Senior scams, including harassing robocalls and phone calls impersonating the government, cost older Americans nearly $3 billion a year and cause harm and anxiety for our seniors.
Last year, about seven million Americans reported being a victim of financial exploitation. In April 2022, Americans received more than 3.9 billion robocalls, keeping 2022 on pace to hit 48 billion robocalls for the full year and averaging roughly 4 billion robocalls a month.
Since 2013, more than 16,000 taxpayers have lost more than $83 million total from scammers impersonating IRS officials.
Gottheimer’s Senior Security Strategy takes three key steps to help protect older Americans in New Jersey and nationwide from getting scammed out of their hard-earned money.
Gottheimer’s Senior Security Strategy:
This week, the U.S. House of Representatives is set to vote on Gottheimer’s bipartisan legislation, the Empowering States to Protect Seniors from Bad Actors Act. The bill will create a new Senior Investor Protection Grant Program to support state enforcement agencies and task forces charged with protecting and educating seniors on financial fraud. They will be able to hire additional investigative staff, invest in equipment and training for law enforcement, and educate seniors on financial scams. Senators Chris Van Hollen, Tim Scott, Raphael Warnock, and Cynthia Lummis have already introduced the bipartisan companion bill in the Senate.

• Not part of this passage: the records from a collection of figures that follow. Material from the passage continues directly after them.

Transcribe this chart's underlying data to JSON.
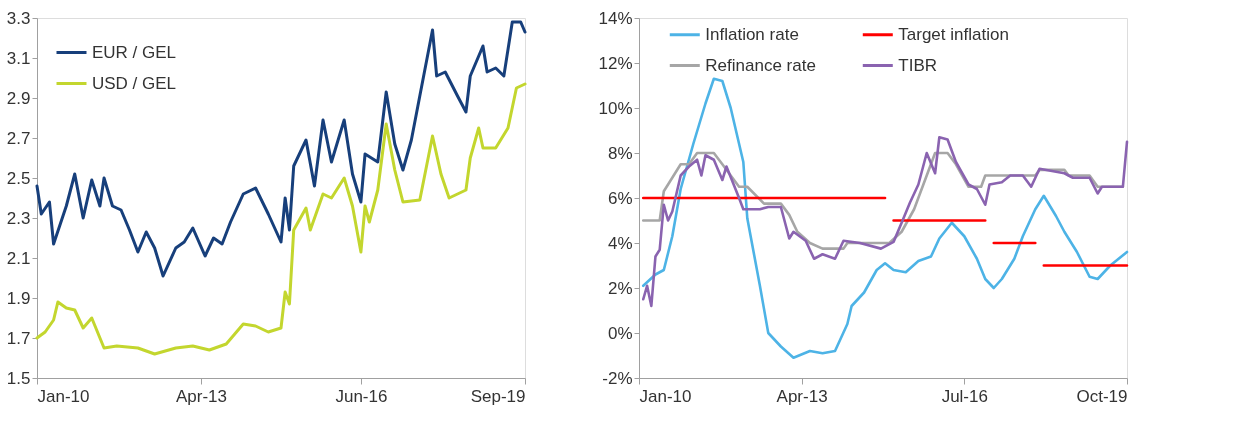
{
  "chart_data": [
    {
      "type": "line",
      "xlim": [
        "2010-01",
        "2019-09"
      ],
      "ylim": [
        1.5,
        3.3
      ],
      "grid": false,
      "legend": "top left",
      "xticks": [
        {
          "value": "2010-01",
          "label": "Jan-10"
        },
        {
          "value": "2013-04",
          "label": "Apr-13"
        },
        {
          "value": "2016-06",
          "label": "Jun-16"
        },
        {
          "value": "2019-09",
          "label": "Sep-19"
        }
      ],
      "yticks": [
        1.5,
        1.7,
        1.9,
        2.1,
        2.3,
        2.5,
        2.7,
        2.9,
        3.1,
        3.3
      ],
      "series": [
        {
          "name": "EUR / GEL",
          "color": "#173f7b",
          "x": [
            "2010-01",
            "2010-02",
            "2010-04",
            "2010-05",
            "2010-08",
            "2010-10",
            "2010-12",
            "2011-02",
            "2011-04",
            "2011-05",
            "2011-07",
            "2011-09",
            "2011-11",
            "2012-01",
            "2012-03",
            "2012-05",
            "2012-07",
            "2012-10",
            "2012-12",
            "2013-02",
            "2013-05",
            "2013-07",
            "2013-09",
            "2013-11",
            "2014-02",
            "2014-05",
            "2014-08",
            "2014-11",
            "2014-12",
            "2015-01",
            "2015-02",
            "2015-05",
            "2015-07",
            "2015-09",
            "2015-11",
            "2016-02",
            "2016-04",
            "2016-06",
            "2016-07",
            "2016-10",
            "2016-12",
            "2017-02",
            "2017-04",
            "2017-06",
            "2017-08",
            "2017-11",
            "2017-12",
            "2018-02",
            "2018-05",
            "2018-07",
            "2018-08",
            "2018-11",
            "2018-12",
            "2019-02",
            "2019-04",
            "2019-06",
            "2019-08",
            "2019-09"
          ],
          "values": [
            2.46,
            2.32,
            2.38,
            2.17,
            2.36,
            2.52,
            2.3,
            2.49,
            2.36,
            2.5,
            2.36,
            2.34,
            2.24,
            2.13,
            2.23,
            2.15,
            2.01,
            2.15,
            2.18,
            2.25,
            2.11,
            2.2,
            2.17,
            2.28,
            2.42,
            2.45,
            2.32,
            2.18,
            2.4,
            2.24,
            2.56,
            2.69,
            2.46,
            2.79,
            2.58,
            2.79,
            2.52,
            2.38,
            2.62,
            2.58,
            2.93,
            2.67,
            2.54,
            2.69,
            2.91,
            3.24,
            3.01,
            3.03,
            2.91,
            2.83,
            3.01,
            3.16,
            3.03,
            3.05,
            3.01,
            3.28,
            3.28,
            3.23
          ]
        },
        {
          "name": "USD / GEL",
          "color": "#c3d62e",
          "x": [
            "2010-01",
            "2010-03",
            "2010-05",
            "2010-06",
            "2010-08",
            "2010-10",
            "2010-12",
            "2011-02",
            "2011-05",
            "2011-08",
            "2012-01",
            "2012-05",
            "2012-10",
            "2013-02",
            "2013-06",
            "2013-10",
            "2014-02",
            "2014-05",
            "2014-08",
            "2014-11",
            "2014-12",
            "2015-01",
            "2015-02",
            "2015-05",
            "2015-06",
            "2015-09",
            "2015-11",
            "2016-02",
            "2016-04",
            "2016-06",
            "2016-07",
            "2016-08",
            "2016-10",
            "2016-12",
            "2017-02",
            "2017-04",
            "2017-08",
            "2017-11",
            "2018-01",
            "2018-03",
            "2018-07",
            "2018-08",
            "2018-10",
            "2018-11",
            "2019-02",
            "2019-05",
            "2019-07",
            "2019-09"
          ],
          "values": [
            1.7,
            1.73,
            1.79,
            1.88,
            1.85,
            1.84,
            1.75,
            1.8,
            1.65,
            1.66,
            1.65,
            1.62,
            1.65,
            1.66,
            1.64,
            1.67,
            1.77,
            1.76,
            1.73,
            1.75,
            1.93,
            1.87,
            2.24,
            2.35,
            2.24,
            2.42,
            2.4,
            2.5,
            2.36,
            2.13,
            2.36,
            2.28,
            2.44,
            2.77,
            2.54,
            2.38,
            2.39,
            2.71,
            2.52,
            2.4,
            2.44,
            2.6,
            2.75,
            2.65,
            2.65,
            2.75,
            2.95,
            2.97
          ]
        }
      ]
    },
    {
      "type": "line",
      "xlim": [
        "2010-01",
        "2019-10"
      ],
      "ylim": [
        -2,
        14
      ],
      "grid": false,
      "legend": "top",
      "xticks": [
        {
          "value": "2010-01",
          "label": "Jan-10"
        },
        {
          "value": "2013-04",
          "label": "Apr-13"
        },
        {
          "value": "2016-07",
          "label": "Jul-16"
        },
        {
          "value": "2019-10",
          "label": "Oct-19"
        }
      ],
      "yticks": [
        {
          "value": -2,
          "label": "-2%"
        },
        {
          "value": 0,
          "label": "0%"
        },
        {
          "value": 2,
          "label": "2%"
        },
        {
          "value": 4,
          "label": "4%"
        },
        {
          "value": 6,
          "label": "6%"
        },
        {
          "value": 8,
          "label": "8%"
        },
        {
          "value": 10,
          "label": "10%"
        },
        {
          "value": 12,
          "label": "12%"
        },
        {
          "value": 14,
          "label": "14%"
        }
      ],
      "series": [
        {
          "name": "Inflation rate",
          "color": "#4db3e6",
          "x": [
            "2010-02",
            "2010-05",
            "2010-07",
            "2010-09",
            "2010-11",
            "2011-02",
            "2011-05",
            "2011-07",
            "2011-09",
            "2011-11",
            "2012-02",
            "2012-03",
            "2012-06",
            "2012-08",
            "2012-11",
            "2013-02",
            "2013-06",
            "2013-09",
            "2013-12",
            "2014-03",
            "2014-04",
            "2014-07",
            "2014-10",
            "2014-12",
            "2015-02",
            "2015-05",
            "2015-08",
            "2015-11",
            "2016-01",
            "2016-04",
            "2016-07",
            "2016-10",
            "2016-12",
            "2017-02",
            "2017-04",
            "2017-07",
            "2017-09",
            "2017-12",
            "2018-02",
            "2018-05",
            "2018-07",
            "2018-10",
            "2019-01",
            "2019-03",
            "2019-06",
            "2019-10"
          ],
          "values": [
            2.1,
            2.6,
            2.8,
            4.3,
            6.4,
            8.4,
            10.2,
            11.3,
            11.2,
            10.0,
            7.6,
            5.1,
            2.1,
            0.0,
            -0.6,
            -1.1,
            -0.8,
            -0.9,
            -0.8,
            0.4,
            1.2,
            1.8,
            2.8,
            3.1,
            2.8,
            2.7,
            3.2,
            3.4,
            4.2,
            4.9,
            4.3,
            3.3,
            2.4,
            2.0,
            2.4,
            3.3,
            4.3,
            5.5,
            6.1,
            5.2,
            4.5,
            3.6,
            2.5,
            2.4,
            3.0,
            3.6
          ]
        },
        {
          "name": "Refinance rate",
          "color": "#a6a6a6",
          "x": [
            "2010-02",
            "2010-06",
            "2010-07",
            "2010-08",
            "2010-11",
            "2011-01",
            "2011-03",
            "2011-07",
            "2011-09",
            "2011-11",
            "2012-01",
            "2012-03",
            "2012-07",
            "2012-11",
            "2013-01",
            "2013-03",
            "2013-06",
            "2013-09",
            "2014-02",
            "2014-03",
            "2015-01",
            "2015-04",
            "2015-07",
            "2015-10",
            "2015-12",
            "2016-03",
            "2016-05",
            "2016-08",
            "2016-11",
            "2016-12",
            "2017-12",
            "2018-01",
            "2018-07",
            "2018-08",
            "2019-01",
            "2019-03",
            "2019-09"
          ],
          "values": [
            5.0,
            5.0,
            6.3,
            6.6,
            7.5,
            7.5,
            8.0,
            8.0,
            7.5,
            7.0,
            6.5,
            6.5,
            5.75,
            5.75,
            5.25,
            4.5,
            4.0,
            3.75,
            3.75,
            4.0,
            4.0,
            4.5,
            5.5,
            7.0,
            8.0,
            8.0,
            7.5,
            6.5,
            6.5,
            7.0,
            7.0,
            7.25,
            7.25,
            7.0,
            7.0,
            6.5,
            6.5
          ]
        },
        {
          "name": "Target inflation",
          "color": "#ff0000",
          "x": [
            "2010-02",
            "2014-12",
            "2015-01",
            "2015-02",
            "2016-12",
            "2017-01",
            "2017-02",
            "2017-12",
            "2018-01",
            "2018-02",
            "2019-10"
          ],
          "values": [
            6,
            6,
            null,
            5,
            5,
            null,
            4,
            4,
            null,
            3,
            3
          ]
        },
        {
          "name": "TIBR",
          "color": "#8a63b0",
          "x": [
            "2010-02",
            "2010-03",
            "2010-04",
            "2010-05",
            "2010-06",
            "2010-07",
            "2010-08",
            "2010-09",
            "2010-11",
            "2011-01",
            "2011-03",
            "2011-04",
            "2011-05",
            "2011-07",
            "2011-09",
            "2011-10",
            "2012-01",
            "2012-02",
            "2012-06",
            "2012-08",
            "2012-11",
            "2013-01",
            "2013-02",
            "2013-05",
            "2013-07",
            "2013-09",
            "2013-12",
            "2014-02",
            "2014-06",
            "2014-11",
            "2015-02",
            "2015-04",
            "2015-06",
            "2015-08",
            "2015-10",
            "2015-12",
            "2016-01",
            "2016-03",
            "2016-05",
            "2016-08",
            "2016-10",
            "2016-12",
            "2017-01",
            "2017-04",
            "2017-06",
            "2017-09",
            "2017-11",
            "2018-01",
            "2018-07",
            "2018-09",
            "2019-01",
            "2019-03",
            "2019-04",
            "2019-09",
            "2019-10"
          ],
          "values": [
            1.5,
            2.1,
            1.2,
            3.4,
            3.7,
            5.7,
            5.0,
            5.4,
            7.0,
            7.4,
            7.7,
            7.0,
            7.9,
            7.7,
            6.8,
            7.4,
            6.0,
            5.5,
            5.5,
            5.6,
            5.6,
            4.2,
            4.5,
            4.1,
            3.3,
            3.5,
            3.3,
            4.1,
            4.0,
            3.75,
            4.05,
            4.9,
            5.8,
            6.6,
            8.0,
            7.1,
            8.7,
            8.6,
            7.6,
            6.6,
            6.4,
            5.7,
            6.6,
            6.7,
            7.0,
            7.0,
            6.5,
            7.3,
            7.1,
            6.9,
            6.9,
            6.2,
            6.5,
            6.5,
            8.5
          ]
        }
      ]
    }
  ]
}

Gottheimer’s new legislation set for a vote this week builds on his bipartisan, bicameral legislation, the Senior Security Act, which passed the House last year. The Senior Security Act will create a Senior Investor Taskforce at the Securities and Exchange Commission (SEC) that will exclusively focus on how seniors are being targeted by fraudsters who seek to take financial advantage of them. Every two years, the Taskforce will submit a report to Congress outlining trends and innovations — like robocalls and voice spoofing — that are impacting senior investors, helping us stay ahead of changes in financial scams as they arise. It was introduced in the Senate by Senator Kyrsten Sinema, and Gottheimer is urging his colleagues in the Senate to take immediate action to give seniors the critical tools needed to fight scammers.
In a letter, Gottheimer will ask the FCC which phone companies have and have not yet implemented anti-robocall technology required by the bipartisan TRACED Act, which he helped pass into law. Gottheimer is urging the FCC to take immediate action against non-compliant phone companies that missed last year’s deadline for large carriers and still have not fully implemented new robocall-fighting technology. Some phone companies have not adopted the anti-robocall technology required by law, or have only partially implemented the technology.

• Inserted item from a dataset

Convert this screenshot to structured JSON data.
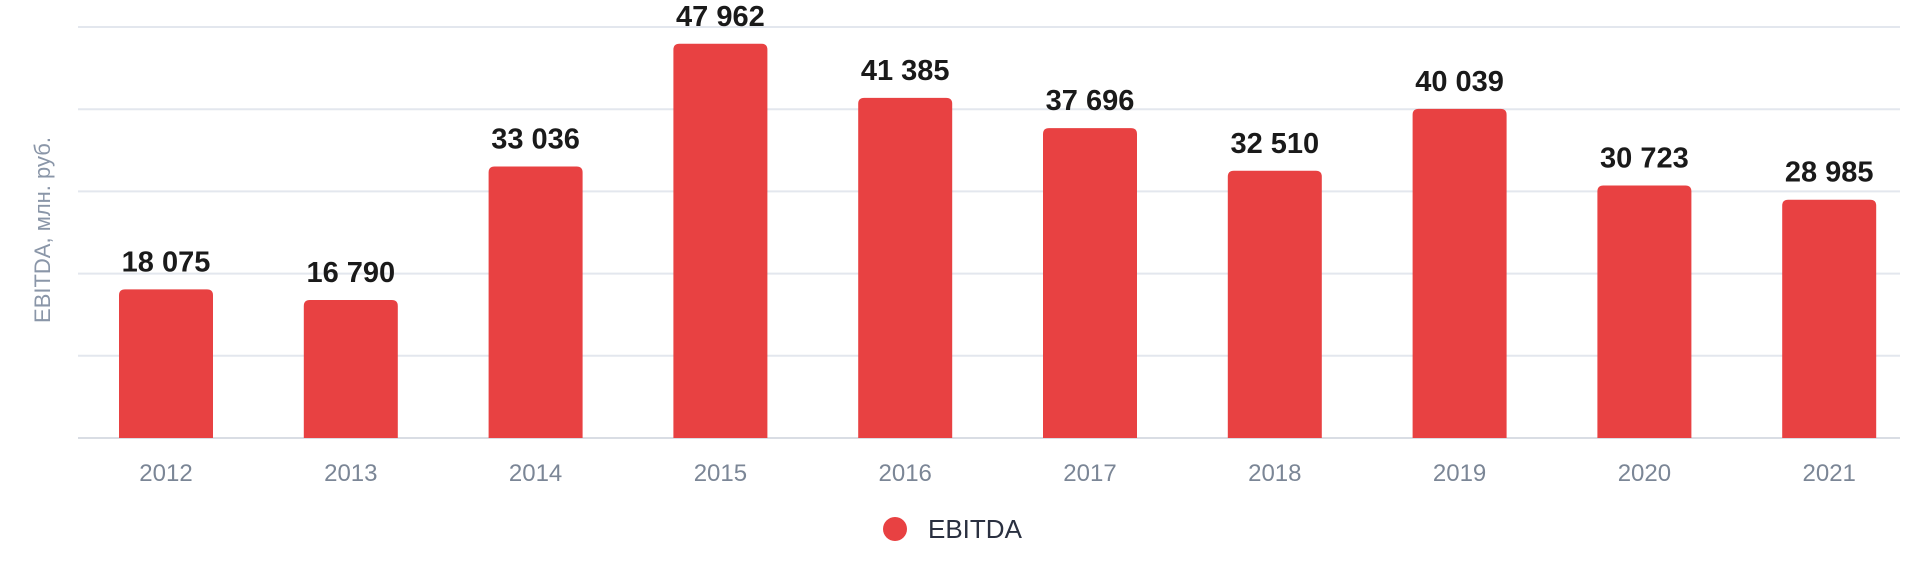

“Millions of seniors across the country, including my own mother, have been the victims of financial scams, and far too many have been cheated out of their retirement savings. Every few weeks, when I get a call from someone who fell prey to a shameless huckster, there’s often a robocall somewhere involved in that scam,” said Congressman Josh Gottheiemer (NJ-5). “Our seniors should be spending time with their kids, grandkids, and friends — not staying up late at night worrying about whether someone is preying on their retirement nest egg. Seniors need a cop on the beat and we’re here today to do something about it.”